13

          Les pavés défilaient sous mes foulées qui parvenaient à me propulser toujours plus loin, vers le bord de la mer. Des gouttelettes de sueur dégringolaient le long de mon torse brillant sous le soleil, formant des taches sombres à intervalle régulier sur le trottoir. Ses rayons n'étaient pas cachés par une quelconque masse d'eau condensée, ce qui les rendait d'autant plus brûlants.

         J'avais l'impression de suffoquer à force de respirer l'air chaud et lourd, je sentais le sang battre violemment dans mes tempes en accord avec les pulsations de mon cœur sollicité. Je n'avais pas couru ainsi, en pleine chaleur, depuis longtemps et je regrettais de n'avoir pas attendu le soir pour sortir. Le souffle court, je dus bientôt ralentir la cadence pour me contenter de marcher, et déviai ma trajectoire vers l'étendue émeraude.

          Des enfants y courraient en projetant allègrement de grandes gerbes d'eau salée, insensibles aux adultes qu'ils éclaboussaient. Sans hésiter un instant, je m'engouffrai dans les vagues, ravi par leur fraîcheur bienfaisante. Bercé par le roulis, caressé par les courants glacés, la surface de ma peau picotait douloureusement à cause de la différence de température. Pourtant, je ne ressentais pas le froid, à l'intérieur, et plongeai ma tête sous l'eau.

          Aussitôt, tous les bruits parasites s'estompèrent, ne subsista que l'écho sourd des vagues s'écrasant contre le sable. Je ressortis dès que mes poumons commencèrent à brûler pour inspirer une goulée d'air salvatrice.

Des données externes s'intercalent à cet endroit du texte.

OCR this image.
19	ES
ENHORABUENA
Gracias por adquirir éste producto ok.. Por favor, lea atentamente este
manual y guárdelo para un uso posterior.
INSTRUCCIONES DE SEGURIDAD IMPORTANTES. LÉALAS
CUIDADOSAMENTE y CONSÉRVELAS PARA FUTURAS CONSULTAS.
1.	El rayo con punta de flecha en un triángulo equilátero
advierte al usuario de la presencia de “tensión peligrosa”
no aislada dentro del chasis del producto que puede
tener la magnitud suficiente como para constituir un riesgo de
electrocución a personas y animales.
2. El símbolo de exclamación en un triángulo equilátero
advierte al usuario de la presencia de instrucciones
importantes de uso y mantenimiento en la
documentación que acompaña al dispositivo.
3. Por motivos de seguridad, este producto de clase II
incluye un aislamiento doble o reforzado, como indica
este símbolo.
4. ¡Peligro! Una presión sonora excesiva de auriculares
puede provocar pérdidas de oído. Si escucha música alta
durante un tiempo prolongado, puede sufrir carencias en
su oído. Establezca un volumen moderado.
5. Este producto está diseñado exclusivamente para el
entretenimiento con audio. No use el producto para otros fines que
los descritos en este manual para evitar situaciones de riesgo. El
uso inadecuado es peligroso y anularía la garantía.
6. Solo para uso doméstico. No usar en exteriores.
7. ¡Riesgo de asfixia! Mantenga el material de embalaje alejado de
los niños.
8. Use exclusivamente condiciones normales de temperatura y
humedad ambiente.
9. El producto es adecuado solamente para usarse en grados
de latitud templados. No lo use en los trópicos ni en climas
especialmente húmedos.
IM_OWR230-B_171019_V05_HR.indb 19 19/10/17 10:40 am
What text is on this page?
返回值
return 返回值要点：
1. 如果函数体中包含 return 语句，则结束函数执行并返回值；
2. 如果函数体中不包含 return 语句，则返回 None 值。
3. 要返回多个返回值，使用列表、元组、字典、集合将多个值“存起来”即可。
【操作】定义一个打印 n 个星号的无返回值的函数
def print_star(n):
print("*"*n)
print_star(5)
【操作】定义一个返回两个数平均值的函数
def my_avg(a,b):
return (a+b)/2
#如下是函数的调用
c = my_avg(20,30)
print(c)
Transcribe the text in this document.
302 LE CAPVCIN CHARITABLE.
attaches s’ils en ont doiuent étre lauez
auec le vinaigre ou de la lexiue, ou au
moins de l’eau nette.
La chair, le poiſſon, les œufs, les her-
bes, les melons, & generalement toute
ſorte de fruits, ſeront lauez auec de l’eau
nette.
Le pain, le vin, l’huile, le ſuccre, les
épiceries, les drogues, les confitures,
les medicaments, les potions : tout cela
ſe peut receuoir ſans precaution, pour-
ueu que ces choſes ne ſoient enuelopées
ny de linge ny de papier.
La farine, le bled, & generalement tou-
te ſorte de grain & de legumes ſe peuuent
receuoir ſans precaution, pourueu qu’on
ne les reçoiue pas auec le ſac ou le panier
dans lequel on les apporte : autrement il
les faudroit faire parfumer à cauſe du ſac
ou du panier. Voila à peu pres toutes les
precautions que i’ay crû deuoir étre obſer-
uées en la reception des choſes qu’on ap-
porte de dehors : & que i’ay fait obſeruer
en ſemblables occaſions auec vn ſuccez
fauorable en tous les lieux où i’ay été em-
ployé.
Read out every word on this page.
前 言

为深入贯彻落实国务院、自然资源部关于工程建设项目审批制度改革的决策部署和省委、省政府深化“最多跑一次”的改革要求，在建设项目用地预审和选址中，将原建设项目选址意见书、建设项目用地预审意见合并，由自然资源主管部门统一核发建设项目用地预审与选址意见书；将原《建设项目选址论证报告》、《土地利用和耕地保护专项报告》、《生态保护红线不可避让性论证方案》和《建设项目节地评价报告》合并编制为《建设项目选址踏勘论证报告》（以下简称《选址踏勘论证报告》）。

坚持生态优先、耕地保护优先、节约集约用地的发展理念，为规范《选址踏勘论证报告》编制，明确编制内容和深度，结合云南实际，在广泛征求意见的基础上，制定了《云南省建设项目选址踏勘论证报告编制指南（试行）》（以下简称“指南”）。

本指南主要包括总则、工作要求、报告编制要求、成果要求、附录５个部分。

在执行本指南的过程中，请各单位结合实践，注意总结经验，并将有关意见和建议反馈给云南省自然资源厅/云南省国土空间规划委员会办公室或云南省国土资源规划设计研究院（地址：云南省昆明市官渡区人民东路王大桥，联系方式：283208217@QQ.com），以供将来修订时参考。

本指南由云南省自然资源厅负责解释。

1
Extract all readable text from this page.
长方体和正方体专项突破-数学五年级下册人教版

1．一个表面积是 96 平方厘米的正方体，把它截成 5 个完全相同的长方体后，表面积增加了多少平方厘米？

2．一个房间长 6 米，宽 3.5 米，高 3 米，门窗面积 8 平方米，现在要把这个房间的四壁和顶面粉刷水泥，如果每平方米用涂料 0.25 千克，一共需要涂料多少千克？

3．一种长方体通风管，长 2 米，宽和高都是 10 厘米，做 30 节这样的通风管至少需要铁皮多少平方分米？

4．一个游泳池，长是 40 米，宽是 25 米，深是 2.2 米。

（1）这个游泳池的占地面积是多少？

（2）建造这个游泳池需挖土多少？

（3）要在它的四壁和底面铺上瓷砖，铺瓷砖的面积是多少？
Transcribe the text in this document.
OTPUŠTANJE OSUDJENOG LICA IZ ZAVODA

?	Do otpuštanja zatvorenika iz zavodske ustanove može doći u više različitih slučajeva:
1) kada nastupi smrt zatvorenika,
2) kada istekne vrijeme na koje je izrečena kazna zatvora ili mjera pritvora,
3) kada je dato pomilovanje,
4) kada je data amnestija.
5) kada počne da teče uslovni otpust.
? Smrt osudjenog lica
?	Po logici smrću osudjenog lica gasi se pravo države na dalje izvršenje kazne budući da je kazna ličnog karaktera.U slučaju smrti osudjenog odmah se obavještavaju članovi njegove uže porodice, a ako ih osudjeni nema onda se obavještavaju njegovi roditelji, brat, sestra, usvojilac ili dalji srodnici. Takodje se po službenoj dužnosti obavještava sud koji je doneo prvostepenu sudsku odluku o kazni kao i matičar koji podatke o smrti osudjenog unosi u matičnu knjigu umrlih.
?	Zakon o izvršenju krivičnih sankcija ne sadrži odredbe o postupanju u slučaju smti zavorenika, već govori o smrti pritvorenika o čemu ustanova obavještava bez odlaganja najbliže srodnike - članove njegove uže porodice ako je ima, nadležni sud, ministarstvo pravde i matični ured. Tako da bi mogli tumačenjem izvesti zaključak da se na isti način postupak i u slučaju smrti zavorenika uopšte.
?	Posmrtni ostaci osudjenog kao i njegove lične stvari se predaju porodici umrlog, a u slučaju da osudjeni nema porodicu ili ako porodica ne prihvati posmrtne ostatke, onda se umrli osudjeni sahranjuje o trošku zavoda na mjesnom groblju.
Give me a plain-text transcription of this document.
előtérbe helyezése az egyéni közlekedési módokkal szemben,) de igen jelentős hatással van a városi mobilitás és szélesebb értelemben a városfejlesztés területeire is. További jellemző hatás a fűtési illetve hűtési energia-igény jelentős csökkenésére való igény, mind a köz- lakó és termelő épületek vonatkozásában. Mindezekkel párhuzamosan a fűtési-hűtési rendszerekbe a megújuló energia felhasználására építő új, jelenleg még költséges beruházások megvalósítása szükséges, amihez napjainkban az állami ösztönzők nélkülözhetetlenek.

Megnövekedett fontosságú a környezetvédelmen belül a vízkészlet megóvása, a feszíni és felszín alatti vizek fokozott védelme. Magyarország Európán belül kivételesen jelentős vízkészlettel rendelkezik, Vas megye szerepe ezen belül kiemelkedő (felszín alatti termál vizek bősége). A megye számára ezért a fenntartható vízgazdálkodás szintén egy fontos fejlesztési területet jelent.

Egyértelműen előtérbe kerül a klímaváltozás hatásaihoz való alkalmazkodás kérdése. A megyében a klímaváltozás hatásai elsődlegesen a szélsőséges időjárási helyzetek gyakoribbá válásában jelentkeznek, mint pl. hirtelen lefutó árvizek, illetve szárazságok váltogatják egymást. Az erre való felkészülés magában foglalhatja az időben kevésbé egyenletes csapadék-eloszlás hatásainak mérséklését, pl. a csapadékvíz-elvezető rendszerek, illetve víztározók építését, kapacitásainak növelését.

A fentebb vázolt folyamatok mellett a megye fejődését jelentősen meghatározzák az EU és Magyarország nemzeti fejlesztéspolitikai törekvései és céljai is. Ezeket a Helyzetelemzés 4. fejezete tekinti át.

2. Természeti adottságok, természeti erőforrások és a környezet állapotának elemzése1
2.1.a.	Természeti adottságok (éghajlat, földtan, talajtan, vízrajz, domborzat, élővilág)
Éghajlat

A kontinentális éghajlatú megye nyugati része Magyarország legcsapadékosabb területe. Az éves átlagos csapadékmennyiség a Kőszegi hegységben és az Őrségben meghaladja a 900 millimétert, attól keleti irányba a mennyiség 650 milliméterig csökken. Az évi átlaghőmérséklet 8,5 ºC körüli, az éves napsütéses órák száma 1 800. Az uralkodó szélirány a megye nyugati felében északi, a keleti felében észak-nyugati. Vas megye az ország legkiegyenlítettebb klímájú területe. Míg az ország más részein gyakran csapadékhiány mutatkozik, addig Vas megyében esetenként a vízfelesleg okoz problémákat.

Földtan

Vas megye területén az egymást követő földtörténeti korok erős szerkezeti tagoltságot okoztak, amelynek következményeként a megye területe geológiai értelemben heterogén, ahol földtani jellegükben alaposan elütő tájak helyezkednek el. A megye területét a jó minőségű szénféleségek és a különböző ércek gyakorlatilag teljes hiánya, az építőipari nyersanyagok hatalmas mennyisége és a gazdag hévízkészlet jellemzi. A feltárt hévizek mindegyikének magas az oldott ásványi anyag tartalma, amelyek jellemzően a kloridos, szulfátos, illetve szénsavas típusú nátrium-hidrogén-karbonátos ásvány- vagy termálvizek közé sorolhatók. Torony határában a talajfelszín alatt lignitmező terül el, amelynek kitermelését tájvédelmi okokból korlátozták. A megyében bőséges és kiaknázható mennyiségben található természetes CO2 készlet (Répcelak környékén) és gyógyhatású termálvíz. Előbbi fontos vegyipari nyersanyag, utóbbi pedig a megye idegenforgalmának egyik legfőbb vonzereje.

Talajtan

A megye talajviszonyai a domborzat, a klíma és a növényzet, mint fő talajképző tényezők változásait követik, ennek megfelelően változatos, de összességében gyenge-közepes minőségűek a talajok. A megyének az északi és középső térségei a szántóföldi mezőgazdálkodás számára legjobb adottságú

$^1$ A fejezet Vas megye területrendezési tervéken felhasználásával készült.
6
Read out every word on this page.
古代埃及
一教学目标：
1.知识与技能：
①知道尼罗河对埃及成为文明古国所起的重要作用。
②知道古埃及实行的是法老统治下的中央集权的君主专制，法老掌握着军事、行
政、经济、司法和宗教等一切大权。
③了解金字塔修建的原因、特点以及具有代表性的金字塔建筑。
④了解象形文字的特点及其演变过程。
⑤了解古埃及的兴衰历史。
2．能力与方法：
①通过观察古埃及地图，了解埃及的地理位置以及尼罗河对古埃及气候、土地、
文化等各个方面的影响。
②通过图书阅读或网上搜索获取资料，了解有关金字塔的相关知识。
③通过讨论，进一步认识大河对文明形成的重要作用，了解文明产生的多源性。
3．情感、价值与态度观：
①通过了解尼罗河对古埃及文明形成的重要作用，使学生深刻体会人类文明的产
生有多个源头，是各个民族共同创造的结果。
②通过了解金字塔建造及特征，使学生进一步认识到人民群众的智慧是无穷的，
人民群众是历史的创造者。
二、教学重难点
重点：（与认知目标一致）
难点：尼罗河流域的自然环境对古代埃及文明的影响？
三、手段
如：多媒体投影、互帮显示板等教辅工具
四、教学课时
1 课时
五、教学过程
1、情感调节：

          Je retournai sur le sable, tout dégoulinant, la peau à vif a cause du sel et du soleil. Elle me démangeait, mes yeux peinaient à rester ouverts et mes cheveux pendaient mollement sur mon front. Pourtant, j'avais la sensation que mon chaos intérieur était resté sous la mer, me permettant d'avoir les pensées claires.

          J'entamai ma remontée afin de rejoindre le chemin, déplorant mon envie trop pressante de me rafraîchir. Dans ma précipitation, j'avais en effet omis d'enlever mes baskets, qui produisaient maintenant un affreux bruit de succion à chaque pas. Mon corps n'était plus qu'une cascade d'eau salée, qui coulait sur le sable sans discontinuer et le marquait d'une trace sombre.

           Je soupirai, ce footing était décidément raté... C'est alors qu'une silhouette en contre-jour attira mon regard. Aussitôt, les battements de mon cœur accélérèrent, autant que lorsque je courais ; peut-être même plus.

          Mes yeux ne parvenaient pas à rester ouverts face à cette vision qui finit de me glacer tout entier. Mais le pire, c'était ce bras brun enroulé autour de sa taille, appartenant au métis de l'autre soir. Mes genoux se mirent à trembler, et je dus inspirer puis expirer plusieurs fois pour me calmer. Envolée, ma délicate quiétude. Ne restait plus que le trou noir de mes émotions, attirant en son sein toute ma raison. La réduisant à néant.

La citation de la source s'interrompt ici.